For three text document vectors having different length in their vectors in VSM where entries are tf-idf of terms:

Q1: how cosine similarity used by k-means does then how the clusters are constructed.

Q2: when I use TF-IDF algo. Its produce a negative values is there any problem in my calculation?

Please use the following docs vectors is VSM (tf.idf) where all have different vector length for explanation purposes.

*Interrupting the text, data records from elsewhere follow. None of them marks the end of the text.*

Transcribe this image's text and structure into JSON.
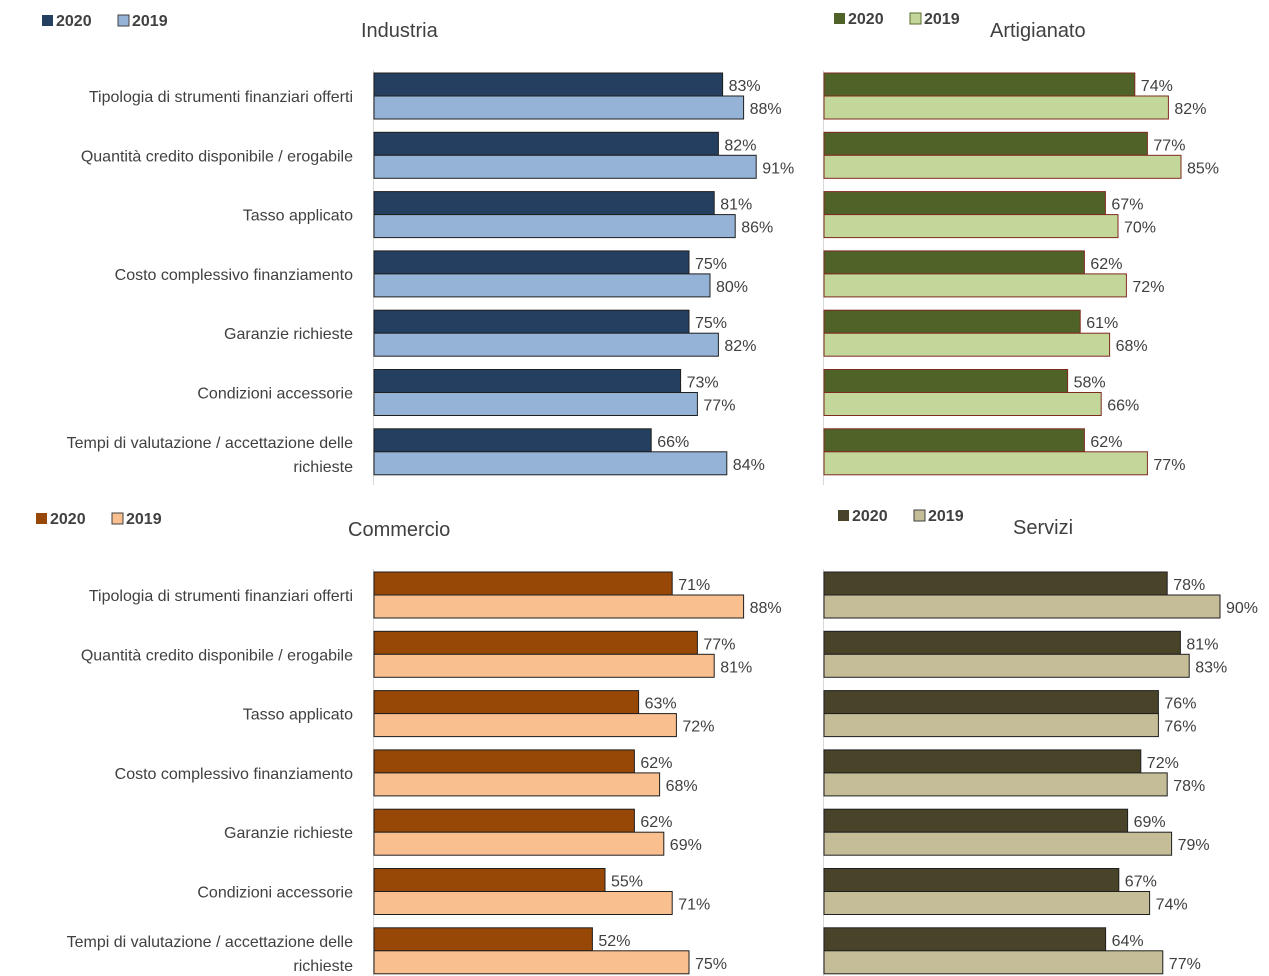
{
  "categories": [
    [
      "Tipologia di strumenti finanziari offerti"
    ],
    [
      "Quantità credito disponibile / erogabile"
    ],
    [
      "Tasso applicato"
    ],
    [
      "Costo complessivo finanziamento"
    ],
    [
      "Garanzie richieste"
    ],
    [
      "Condizioni accessorie"
    ],
    [
      "Tempi di valutazione / accettazione delle",
      "richieste"
    ]
  ],
  "chart_data": [
    {
      "type": "bar",
      "orientation": "horizontal",
      "title": "Industria",
      "legend_position": "top-left",
      "xlim": [
        0,
        100
      ],
      "unit": "%",
      "categories": [
        "Tipologia di strumenti finanziari offerti",
        "Quantità credito disponibile / erogabile",
        "Tasso applicato",
        "Costo complessivo finanziamento",
        "Garanzie richieste",
        "Condizioni accessorie",
        "Tempi di valutazione / accettazione delle richieste"
      ],
      "series": [
        {
          "name": "2020",
          "color": "#243F60",
          "values": [
            83,
            82,
            81,
            75,
            75,
            73,
            66
          ]
        },
        {
          "name": "2019",
          "color": "#95B3D7",
          "values": [
            88,
            91,
            86,
            80,
            82,
            77,
            84
          ]
        }
      ]
    },
    {
      "type": "bar",
      "orientation": "horizontal",
      "title": "Artigianato",
      "legend_position": "top-left",
      "xlim": [
        0,
        100
      ],
      "unit": "%",
      "categories": [
        "Tipologia di strumenti finanziari offerti",
        "Quantità credito disponibile / erogabile",
        "Tasso applicato",
        "Costo complessivo finanziamento",
        "Garanzie richieste",
        "Condizioni accessorie",
        "Tempi di valutazione / accettazione delle richieste"
      ],
      "series": [
        {
          "name": "2020",
          "color": "#4F6228",
          "values": [
            74,
            77,
            67,
            62,
            61,
            58,
            62
          ]
        },
        {
          "name": "2019",
          "color": "#C4D79B",
          "values": [
            82,
            85,
            70,
            72,
            68,
            66,
            77
          ]
        }
      ]
    },
    {
      "type": "bar",
      "orientation": "horizontal",
      "title": "Commercio",
      "legend_position": "top-left",
      "xlim": [
        0,
        100
      ],
      "unit": "%",
      "categories": [
        "Tipologia di strumenti finanziari offerti",
        "Quantità credito disponibile / erogabile",
        "Tasso applicato",
        "Costo complessivo finanziamento",
        "Garanzie richieste",
        "Condizioni accessorie",
        "Tempi di valutazione / accettazione delle richieste"
      ],
      "series": [
        {
          "name": "2020",
          "color": "#974706",
          "values": [
            71,
            77,
            63,
            62,
            62,
            55,
            52
          ]
        },
        {
          "name": "2019",
          "color": "#FABF8F",
          "values": [
            88,
            81,
            72,
            68,
            69,
            71,
            75
          ]
        }
      ]
    },
    {
      "type": "bar",
      "orientation": "horizontal",
      "title": "Servizi",
      "legend_position": "top-left",
      "xlim": [
        0,
        100
      ],
      "unit": "%",
      "categories": [
        "Tipologia di strumenti finanziari offerti",
        "Quantità credito disponibile / erogabile",
        "Tasso applicato",
        "Costo complessivo finanziamento",
        "Garanzie richieste",
        "Condizioni accessorie",
        "Tempi di valutazione / accettazione delle richieste"
      ],
      "series": [
        {
          "name": "2020",
          "color": "#494429",
          "values": [
            78,
            81,
            76,
            72,
            69,
            67,
            64
          ]
        },
        {
          "name": "2019",
          "color": "#C4BD97",
          "values": [
            90,
            83,
            76,
            78,
            79,
            74,
            77
          ]
        }
      ]
    }
  ],
  "colors": {
    "bar_outline_dark": "#1F1F1F",
    "bar_outline_green": "#7F2A1E",
    "axis_line": "#D9D9D9",
    "text": "#404040"
  }
}
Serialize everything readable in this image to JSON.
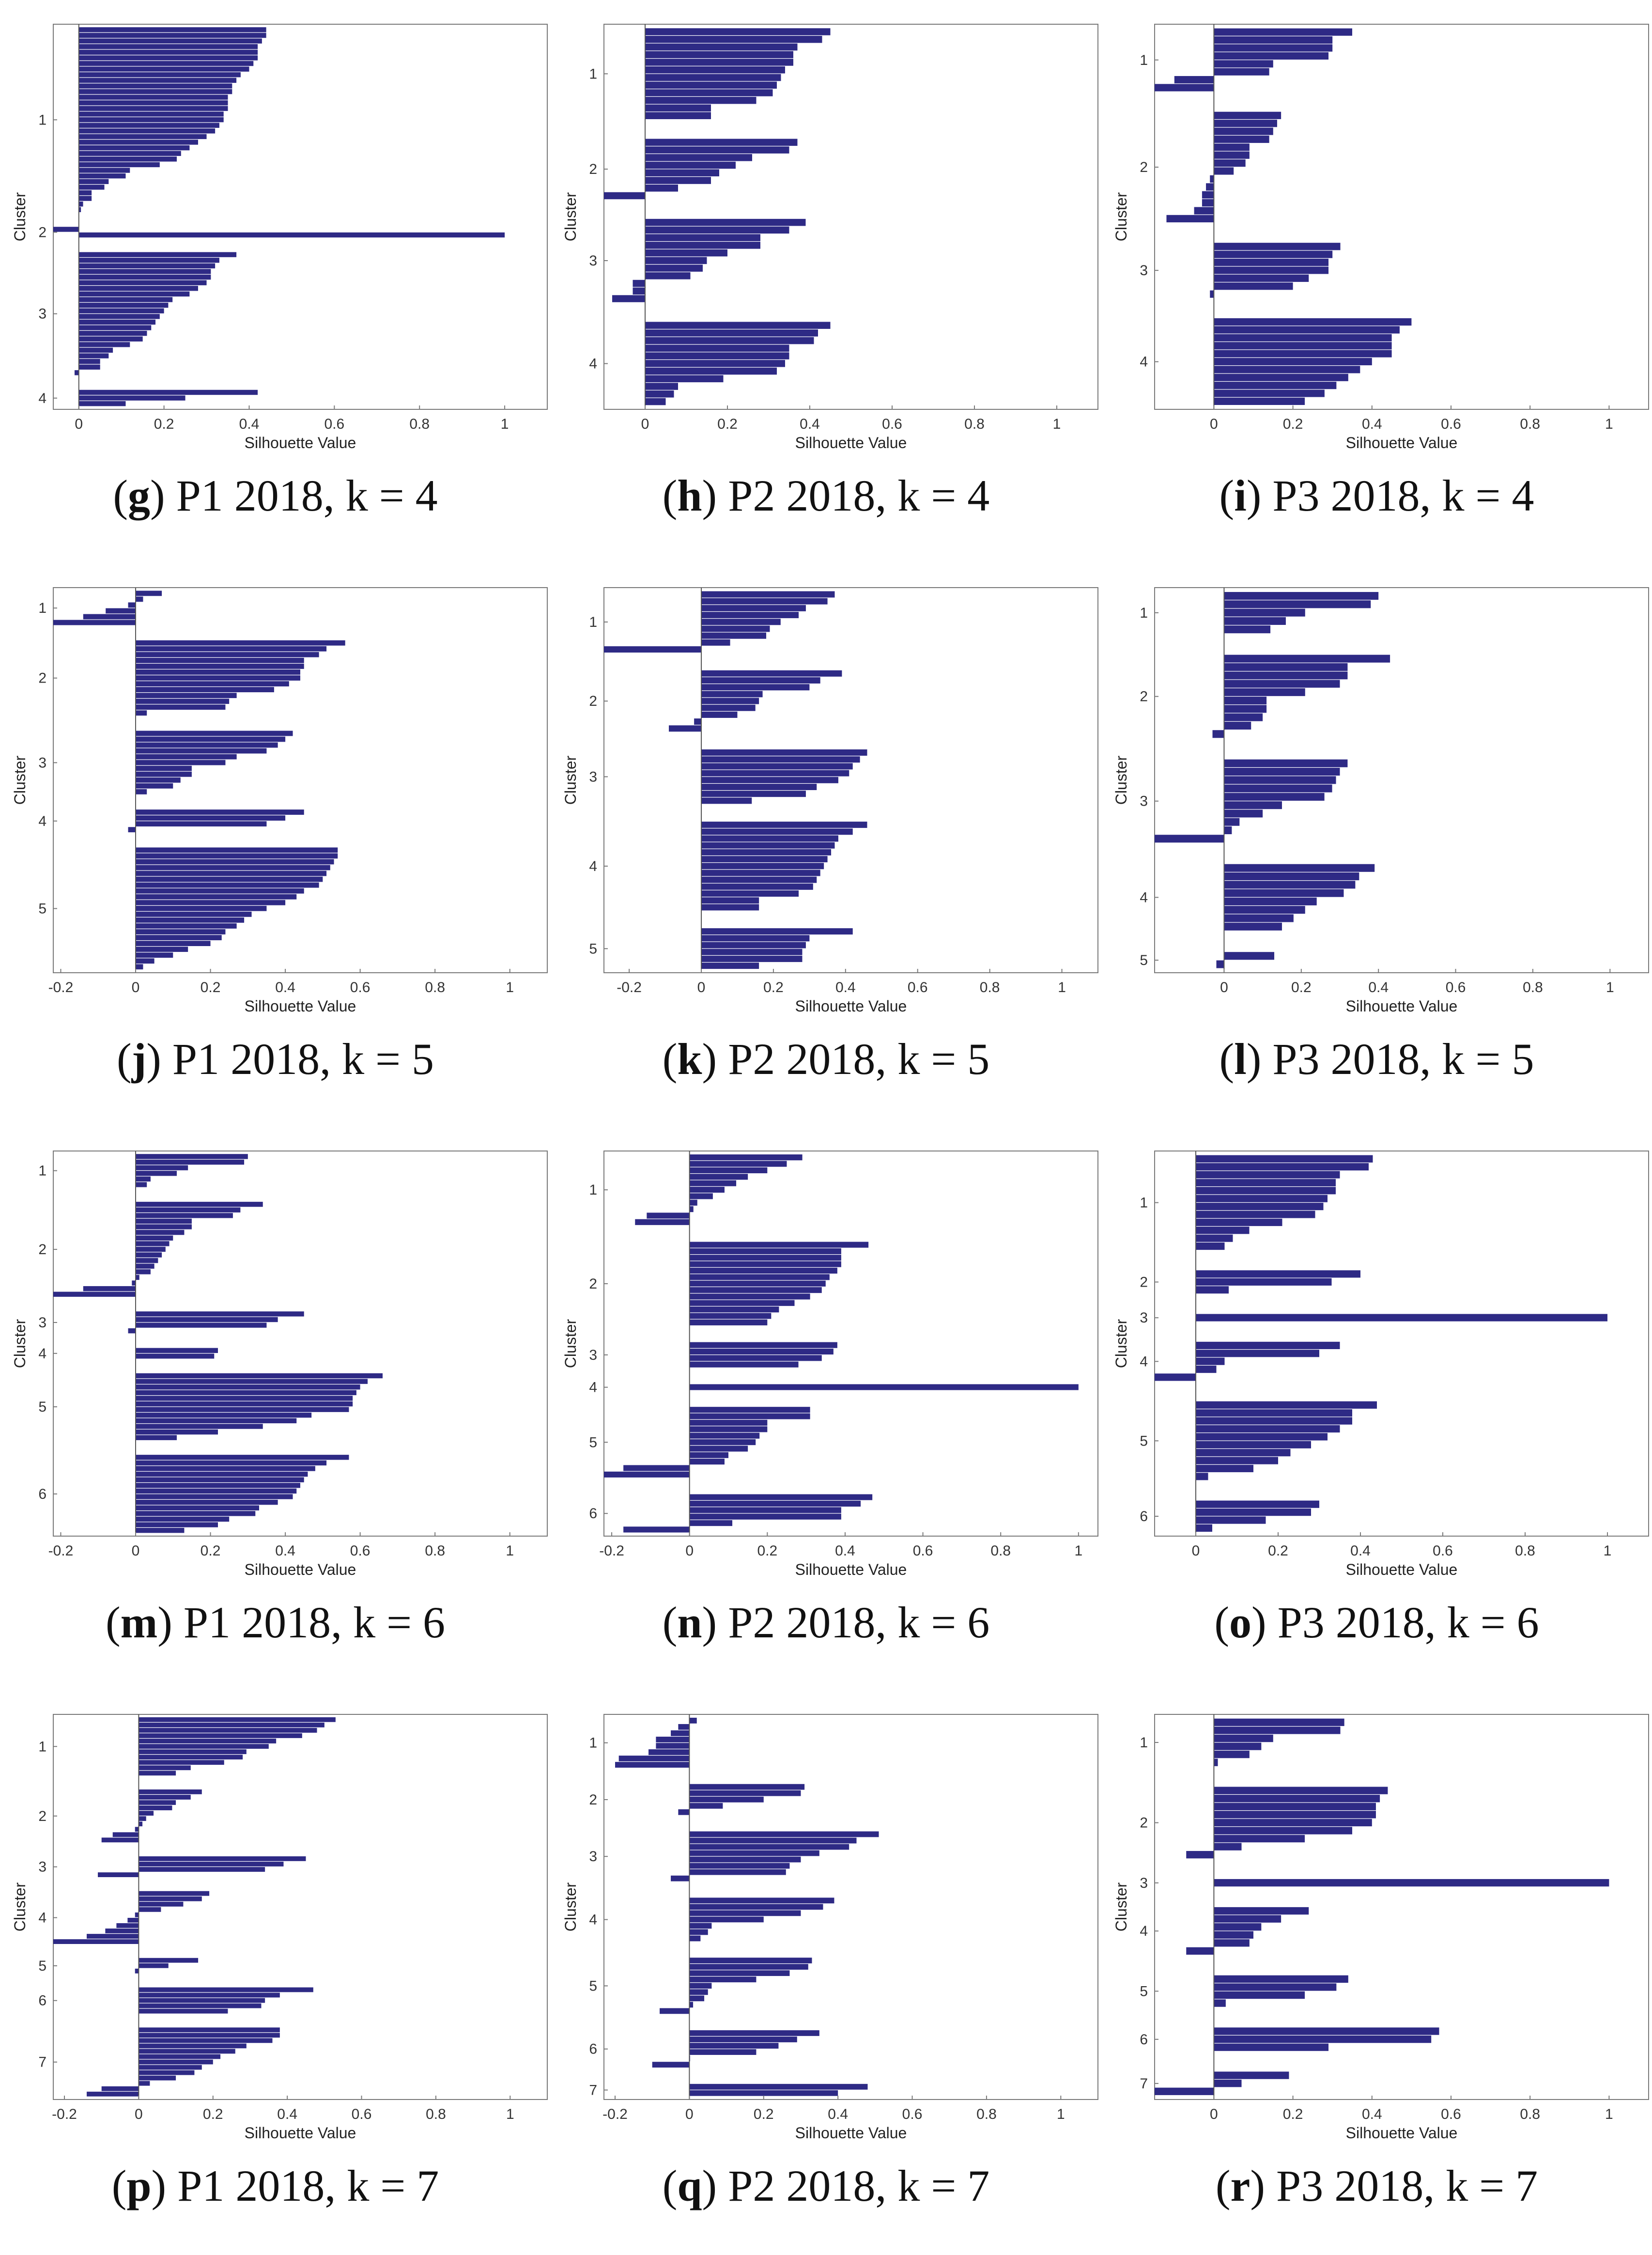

Doc1 (0.134636045, -0.000281926, -0.000281926, -0.000281926, -0.000281926, 0)
Doc2 (-0.002354898, 0.012411358, 0.012411358, 0.09621575, 0.3815553)
Doc3(-0.001838258, 0.009688438, 0.019376876, 0.05633028, 0.59569238, 0.103366223, 0) 

i will thank any one can give explanation about my question.

1
I'm voting to close this question as off-topic because this question appears rooted in mathematics rather than programming. This question might be on topic on some other math related SE sites such as MathOverflow or Mathematics, though do your own research for topicality before posting there.HPierce

1 Answers

0
votes

Cosine similarity means you take the dot product of the vector / k mean centre rather than the Euclidean distance.

Dot product is a.xb.x + a.yb.y ... + a.zz*b.zz for all the dimensions. You generally normalize the vectors first. Then call acos() on the result.

Essentially you're dividing the results into sectors rather than into randomly-clumped clusters.